University is a Buffalo Metro Rail station located near the intersection of Main Street and Niagara Falls Boulevard on the University at Buffalo South Campus. It is a major transfer point between Metro Rail and many city and suburban bus routes and offers a unique "Kiss and Ride" facility on the top level, above the mezzanine. This allows drivers of automobiles a separate area to drop off passengers, so they do not add to the traffic congestion from buses at the station during rush-hour periods and a large park-and-ride facility directly to the east of the station. Since University station serves as a terminal, immediately south is a double crossover. From May 20, 1985 to November 10, 1986, due to construction issues at LaSalle station, Amherst Street station served as the northern terminus. Since November 10, 1986, University station serves as the northern terminus.
Bus routes serving University station
University station serves UB South and is a transfer point for buses to the north and northeast suburbs of the city and is also one of four stations that offers an off-road bus loop, requiring passengers to board/debark using curbside stops and is served by 11 bus routes:
* Blue Line - serves as a shuttle van to University at Buffalo-affiliated locations of the Buffalo Niagara Medical Campus from the University at Buffalo-South Campus.

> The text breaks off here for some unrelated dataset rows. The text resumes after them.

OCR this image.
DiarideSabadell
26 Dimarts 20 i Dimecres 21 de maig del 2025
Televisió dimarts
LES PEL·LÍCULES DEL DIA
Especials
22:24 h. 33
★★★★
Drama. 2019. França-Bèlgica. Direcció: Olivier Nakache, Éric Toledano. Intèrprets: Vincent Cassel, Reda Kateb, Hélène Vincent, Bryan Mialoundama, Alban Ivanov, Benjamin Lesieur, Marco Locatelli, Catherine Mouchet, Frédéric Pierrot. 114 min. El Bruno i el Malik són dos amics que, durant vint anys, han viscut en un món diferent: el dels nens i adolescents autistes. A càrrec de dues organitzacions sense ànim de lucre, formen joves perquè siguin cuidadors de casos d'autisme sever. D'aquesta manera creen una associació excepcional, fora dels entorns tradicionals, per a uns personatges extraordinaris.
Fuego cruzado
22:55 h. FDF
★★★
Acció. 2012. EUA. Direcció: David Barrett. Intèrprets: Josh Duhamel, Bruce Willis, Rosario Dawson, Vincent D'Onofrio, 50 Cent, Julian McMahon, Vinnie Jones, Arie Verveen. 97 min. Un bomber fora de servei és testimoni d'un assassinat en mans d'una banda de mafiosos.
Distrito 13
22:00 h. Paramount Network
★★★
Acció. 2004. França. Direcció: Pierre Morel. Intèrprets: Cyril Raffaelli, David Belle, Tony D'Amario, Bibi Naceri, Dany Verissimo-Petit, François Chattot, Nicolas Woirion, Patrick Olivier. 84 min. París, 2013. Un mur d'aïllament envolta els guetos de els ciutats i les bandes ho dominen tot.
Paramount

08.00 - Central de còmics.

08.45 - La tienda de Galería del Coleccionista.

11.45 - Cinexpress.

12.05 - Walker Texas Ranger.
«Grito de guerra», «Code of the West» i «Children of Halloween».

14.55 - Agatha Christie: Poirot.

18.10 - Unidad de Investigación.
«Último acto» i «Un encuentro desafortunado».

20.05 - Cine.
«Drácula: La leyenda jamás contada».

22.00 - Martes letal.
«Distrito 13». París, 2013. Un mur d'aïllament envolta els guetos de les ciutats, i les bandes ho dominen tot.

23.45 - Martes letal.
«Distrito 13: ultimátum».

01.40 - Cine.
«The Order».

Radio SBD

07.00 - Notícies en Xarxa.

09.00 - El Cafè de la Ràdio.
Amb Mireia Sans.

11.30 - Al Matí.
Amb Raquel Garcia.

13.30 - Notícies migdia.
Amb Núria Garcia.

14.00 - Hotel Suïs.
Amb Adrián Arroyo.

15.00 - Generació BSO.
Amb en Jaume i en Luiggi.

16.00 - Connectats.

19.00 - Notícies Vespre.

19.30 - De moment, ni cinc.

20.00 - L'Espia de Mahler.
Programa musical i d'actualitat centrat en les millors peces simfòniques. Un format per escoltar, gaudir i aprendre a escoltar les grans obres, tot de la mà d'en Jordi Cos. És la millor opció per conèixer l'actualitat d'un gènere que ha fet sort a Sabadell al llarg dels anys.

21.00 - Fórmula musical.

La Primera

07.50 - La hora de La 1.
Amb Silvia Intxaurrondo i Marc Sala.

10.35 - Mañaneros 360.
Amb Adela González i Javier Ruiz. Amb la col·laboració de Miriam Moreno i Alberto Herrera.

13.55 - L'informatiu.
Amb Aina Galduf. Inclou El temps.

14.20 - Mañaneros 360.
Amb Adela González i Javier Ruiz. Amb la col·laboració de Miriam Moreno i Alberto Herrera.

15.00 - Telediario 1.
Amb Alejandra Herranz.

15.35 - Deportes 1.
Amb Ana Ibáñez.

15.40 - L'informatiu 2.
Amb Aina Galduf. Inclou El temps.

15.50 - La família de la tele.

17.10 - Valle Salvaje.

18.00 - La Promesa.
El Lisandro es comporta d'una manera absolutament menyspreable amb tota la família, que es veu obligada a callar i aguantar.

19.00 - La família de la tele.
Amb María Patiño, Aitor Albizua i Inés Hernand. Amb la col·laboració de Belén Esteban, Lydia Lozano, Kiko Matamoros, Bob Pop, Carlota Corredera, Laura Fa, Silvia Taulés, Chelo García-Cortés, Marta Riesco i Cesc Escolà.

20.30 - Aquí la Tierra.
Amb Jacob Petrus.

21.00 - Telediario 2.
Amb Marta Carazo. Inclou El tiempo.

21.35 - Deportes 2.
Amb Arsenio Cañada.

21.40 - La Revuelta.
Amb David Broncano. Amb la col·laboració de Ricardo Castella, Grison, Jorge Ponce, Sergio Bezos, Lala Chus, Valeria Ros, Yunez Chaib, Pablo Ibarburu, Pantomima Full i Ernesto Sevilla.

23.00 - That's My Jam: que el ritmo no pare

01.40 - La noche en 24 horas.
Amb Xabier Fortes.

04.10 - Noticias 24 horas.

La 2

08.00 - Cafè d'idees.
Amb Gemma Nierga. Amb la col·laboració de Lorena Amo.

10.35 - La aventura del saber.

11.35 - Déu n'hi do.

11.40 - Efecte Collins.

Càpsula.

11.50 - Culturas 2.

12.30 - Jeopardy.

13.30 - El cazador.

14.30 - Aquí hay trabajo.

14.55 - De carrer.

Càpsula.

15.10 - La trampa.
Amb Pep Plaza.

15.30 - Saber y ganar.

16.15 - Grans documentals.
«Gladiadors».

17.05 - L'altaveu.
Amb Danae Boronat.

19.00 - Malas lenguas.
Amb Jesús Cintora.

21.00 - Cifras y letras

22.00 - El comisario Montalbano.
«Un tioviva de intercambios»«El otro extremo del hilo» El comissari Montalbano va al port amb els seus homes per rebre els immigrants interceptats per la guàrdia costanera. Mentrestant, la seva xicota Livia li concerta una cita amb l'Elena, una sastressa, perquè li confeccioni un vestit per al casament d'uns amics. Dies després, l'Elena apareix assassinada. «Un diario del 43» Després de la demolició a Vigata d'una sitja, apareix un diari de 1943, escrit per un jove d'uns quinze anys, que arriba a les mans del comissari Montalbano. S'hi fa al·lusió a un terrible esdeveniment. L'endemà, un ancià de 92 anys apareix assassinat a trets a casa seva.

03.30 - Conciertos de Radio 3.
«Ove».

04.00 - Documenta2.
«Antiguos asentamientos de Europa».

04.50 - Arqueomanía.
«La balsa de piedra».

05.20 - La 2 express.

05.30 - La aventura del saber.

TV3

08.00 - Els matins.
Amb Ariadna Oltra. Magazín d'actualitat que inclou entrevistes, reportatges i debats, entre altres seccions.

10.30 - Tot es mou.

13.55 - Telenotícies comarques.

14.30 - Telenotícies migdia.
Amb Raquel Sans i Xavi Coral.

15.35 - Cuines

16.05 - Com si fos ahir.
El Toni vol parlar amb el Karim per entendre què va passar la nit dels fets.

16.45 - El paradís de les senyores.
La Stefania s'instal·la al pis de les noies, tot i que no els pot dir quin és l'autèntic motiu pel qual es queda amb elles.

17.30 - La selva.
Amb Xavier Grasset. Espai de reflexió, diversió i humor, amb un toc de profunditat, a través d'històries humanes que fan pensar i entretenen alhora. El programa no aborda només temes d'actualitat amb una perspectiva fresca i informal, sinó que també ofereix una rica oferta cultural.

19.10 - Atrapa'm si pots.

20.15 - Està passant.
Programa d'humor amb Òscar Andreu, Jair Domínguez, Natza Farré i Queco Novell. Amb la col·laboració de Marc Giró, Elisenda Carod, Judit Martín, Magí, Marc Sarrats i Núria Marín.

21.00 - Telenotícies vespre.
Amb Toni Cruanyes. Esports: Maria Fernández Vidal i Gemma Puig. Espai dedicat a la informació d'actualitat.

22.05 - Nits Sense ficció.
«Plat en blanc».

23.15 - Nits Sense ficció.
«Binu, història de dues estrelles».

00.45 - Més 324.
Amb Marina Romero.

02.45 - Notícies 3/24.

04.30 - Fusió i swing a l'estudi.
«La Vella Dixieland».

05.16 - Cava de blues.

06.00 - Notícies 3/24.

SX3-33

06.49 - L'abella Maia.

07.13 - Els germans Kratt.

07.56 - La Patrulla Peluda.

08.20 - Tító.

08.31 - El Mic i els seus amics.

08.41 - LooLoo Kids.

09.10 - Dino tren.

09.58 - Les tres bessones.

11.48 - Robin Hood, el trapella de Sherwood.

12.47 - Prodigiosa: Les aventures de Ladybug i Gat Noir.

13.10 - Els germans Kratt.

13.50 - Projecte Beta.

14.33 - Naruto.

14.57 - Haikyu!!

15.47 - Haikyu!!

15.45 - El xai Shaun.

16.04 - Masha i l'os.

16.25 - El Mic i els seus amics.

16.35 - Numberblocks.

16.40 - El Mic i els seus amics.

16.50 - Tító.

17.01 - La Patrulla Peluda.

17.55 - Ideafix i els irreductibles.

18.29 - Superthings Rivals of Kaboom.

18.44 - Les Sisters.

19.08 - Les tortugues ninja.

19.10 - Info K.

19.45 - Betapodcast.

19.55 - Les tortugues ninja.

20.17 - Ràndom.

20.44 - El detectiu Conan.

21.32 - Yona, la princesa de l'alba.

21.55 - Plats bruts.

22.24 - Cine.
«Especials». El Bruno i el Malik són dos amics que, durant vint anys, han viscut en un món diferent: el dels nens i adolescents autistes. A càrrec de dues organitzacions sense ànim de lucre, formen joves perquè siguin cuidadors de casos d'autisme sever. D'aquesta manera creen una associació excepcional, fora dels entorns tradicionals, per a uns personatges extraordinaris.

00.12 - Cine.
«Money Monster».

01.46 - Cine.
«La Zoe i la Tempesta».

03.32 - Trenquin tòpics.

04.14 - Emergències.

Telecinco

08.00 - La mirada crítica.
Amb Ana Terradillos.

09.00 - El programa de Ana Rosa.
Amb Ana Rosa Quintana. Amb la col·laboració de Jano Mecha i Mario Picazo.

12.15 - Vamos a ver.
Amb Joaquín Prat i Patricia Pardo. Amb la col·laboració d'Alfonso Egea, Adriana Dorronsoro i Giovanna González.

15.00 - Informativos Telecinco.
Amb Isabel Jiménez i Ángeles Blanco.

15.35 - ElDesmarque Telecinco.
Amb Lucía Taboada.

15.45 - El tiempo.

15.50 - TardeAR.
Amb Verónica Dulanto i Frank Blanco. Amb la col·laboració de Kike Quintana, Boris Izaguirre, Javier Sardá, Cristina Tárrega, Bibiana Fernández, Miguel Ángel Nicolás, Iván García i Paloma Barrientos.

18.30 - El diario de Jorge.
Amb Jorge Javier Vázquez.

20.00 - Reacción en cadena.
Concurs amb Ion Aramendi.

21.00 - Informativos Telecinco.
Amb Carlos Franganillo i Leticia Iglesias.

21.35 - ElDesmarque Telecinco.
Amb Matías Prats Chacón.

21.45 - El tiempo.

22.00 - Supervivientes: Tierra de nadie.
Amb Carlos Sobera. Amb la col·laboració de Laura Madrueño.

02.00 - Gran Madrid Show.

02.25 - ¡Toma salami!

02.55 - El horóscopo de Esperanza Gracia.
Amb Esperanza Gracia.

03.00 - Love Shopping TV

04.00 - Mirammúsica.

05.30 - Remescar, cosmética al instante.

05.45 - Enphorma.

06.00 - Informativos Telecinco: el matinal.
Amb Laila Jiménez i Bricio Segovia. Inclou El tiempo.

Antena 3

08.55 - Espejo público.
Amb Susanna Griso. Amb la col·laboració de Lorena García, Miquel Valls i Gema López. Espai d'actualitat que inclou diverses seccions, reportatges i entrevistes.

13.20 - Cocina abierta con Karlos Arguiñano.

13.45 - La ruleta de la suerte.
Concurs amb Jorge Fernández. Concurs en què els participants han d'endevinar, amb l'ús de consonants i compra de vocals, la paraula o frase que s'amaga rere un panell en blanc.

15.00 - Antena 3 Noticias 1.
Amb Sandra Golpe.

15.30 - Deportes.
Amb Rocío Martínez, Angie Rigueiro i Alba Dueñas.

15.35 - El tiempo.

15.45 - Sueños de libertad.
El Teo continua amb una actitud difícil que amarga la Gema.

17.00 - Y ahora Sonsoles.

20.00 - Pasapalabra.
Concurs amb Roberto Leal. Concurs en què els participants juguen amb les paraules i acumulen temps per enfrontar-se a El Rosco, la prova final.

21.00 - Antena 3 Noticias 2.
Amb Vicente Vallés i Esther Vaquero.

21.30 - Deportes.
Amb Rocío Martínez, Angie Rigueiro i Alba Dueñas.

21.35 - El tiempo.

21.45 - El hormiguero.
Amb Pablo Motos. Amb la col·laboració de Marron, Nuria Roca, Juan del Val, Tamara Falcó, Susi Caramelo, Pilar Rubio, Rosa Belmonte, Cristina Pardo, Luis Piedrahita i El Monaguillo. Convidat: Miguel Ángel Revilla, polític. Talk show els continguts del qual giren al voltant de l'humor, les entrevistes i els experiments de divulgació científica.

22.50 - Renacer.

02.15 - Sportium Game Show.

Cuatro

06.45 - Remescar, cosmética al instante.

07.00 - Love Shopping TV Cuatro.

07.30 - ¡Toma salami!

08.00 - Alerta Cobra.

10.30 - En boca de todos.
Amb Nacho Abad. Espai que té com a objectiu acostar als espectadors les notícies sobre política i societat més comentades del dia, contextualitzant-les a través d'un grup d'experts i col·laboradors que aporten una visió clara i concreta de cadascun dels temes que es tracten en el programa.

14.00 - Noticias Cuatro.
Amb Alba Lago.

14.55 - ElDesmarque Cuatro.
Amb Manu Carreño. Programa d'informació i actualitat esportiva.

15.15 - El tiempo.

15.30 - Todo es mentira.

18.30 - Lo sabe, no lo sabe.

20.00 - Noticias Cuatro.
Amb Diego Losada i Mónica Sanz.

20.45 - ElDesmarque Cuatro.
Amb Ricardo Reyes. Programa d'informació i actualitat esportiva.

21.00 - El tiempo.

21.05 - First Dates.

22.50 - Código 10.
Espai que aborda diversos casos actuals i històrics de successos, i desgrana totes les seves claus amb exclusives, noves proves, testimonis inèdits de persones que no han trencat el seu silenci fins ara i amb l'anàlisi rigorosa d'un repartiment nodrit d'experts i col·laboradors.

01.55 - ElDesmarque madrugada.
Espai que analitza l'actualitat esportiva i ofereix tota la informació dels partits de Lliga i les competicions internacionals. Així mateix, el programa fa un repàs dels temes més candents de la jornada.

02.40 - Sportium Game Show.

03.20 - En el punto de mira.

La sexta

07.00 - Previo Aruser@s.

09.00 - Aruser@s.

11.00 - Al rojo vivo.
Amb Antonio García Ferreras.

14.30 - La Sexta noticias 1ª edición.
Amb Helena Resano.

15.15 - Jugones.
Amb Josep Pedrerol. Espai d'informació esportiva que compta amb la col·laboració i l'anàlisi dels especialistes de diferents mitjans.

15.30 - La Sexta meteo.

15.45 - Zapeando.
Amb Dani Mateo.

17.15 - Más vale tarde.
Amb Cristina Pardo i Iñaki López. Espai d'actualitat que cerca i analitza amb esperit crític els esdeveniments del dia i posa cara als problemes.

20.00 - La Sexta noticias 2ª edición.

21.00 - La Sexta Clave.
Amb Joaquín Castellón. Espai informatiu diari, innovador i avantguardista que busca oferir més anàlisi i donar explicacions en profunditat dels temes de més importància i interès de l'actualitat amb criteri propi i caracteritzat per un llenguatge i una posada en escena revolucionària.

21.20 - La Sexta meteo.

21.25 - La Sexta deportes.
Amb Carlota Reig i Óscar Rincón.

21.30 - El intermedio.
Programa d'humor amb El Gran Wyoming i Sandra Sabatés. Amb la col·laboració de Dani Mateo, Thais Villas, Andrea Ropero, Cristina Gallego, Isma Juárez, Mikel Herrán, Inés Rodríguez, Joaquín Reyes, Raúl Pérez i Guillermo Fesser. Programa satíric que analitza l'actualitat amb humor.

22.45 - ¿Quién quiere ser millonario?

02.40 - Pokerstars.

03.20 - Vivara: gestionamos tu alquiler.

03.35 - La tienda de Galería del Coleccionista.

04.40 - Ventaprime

* UB Stampede - connects the two campuses of the University at Buffalo. This service is open to members of the University community, but closed to the general public.
Artwork
In 1979, an art selection committee was created, composed of NFTA commissioners and Buffalo area art experts, that would judge the artwork that would be displayed in and on the properties of eight stations on the Metro Rail line. Out of the 70 proposals submitted, 22 were chosen and are currently positioned inside and outside of the eight underground stations. University station is home of three pieces of work, from Stephen Antonakos, Harvey Breverman, and Beverly Pepper. The work from Stephen Antonakos is called "Neon for South Campus Station" and is an "abstract form of neon tubing, creating large, incomplete circles and incomplete squares, mounted on the interior ceiling of the mezzanine level of the station." The 550 feet of tubing is red, orange and blue. Harvey Breverman's work is "a large triptych on a semi-circular wall at the foot of the escalators at the trainroom level." The work is entitled Synoptic Triptych. It focuses on the composite nature of a diverse, evolving University community and it's attending resources. Beverly Pepper's work is a sculpture of steel and grass located in the bus loop entitled Vertical Presence-Grass Dunes. The work changes in appearance as the passengers ride around the loop. An illusion of movement is created through the passing sun patterns.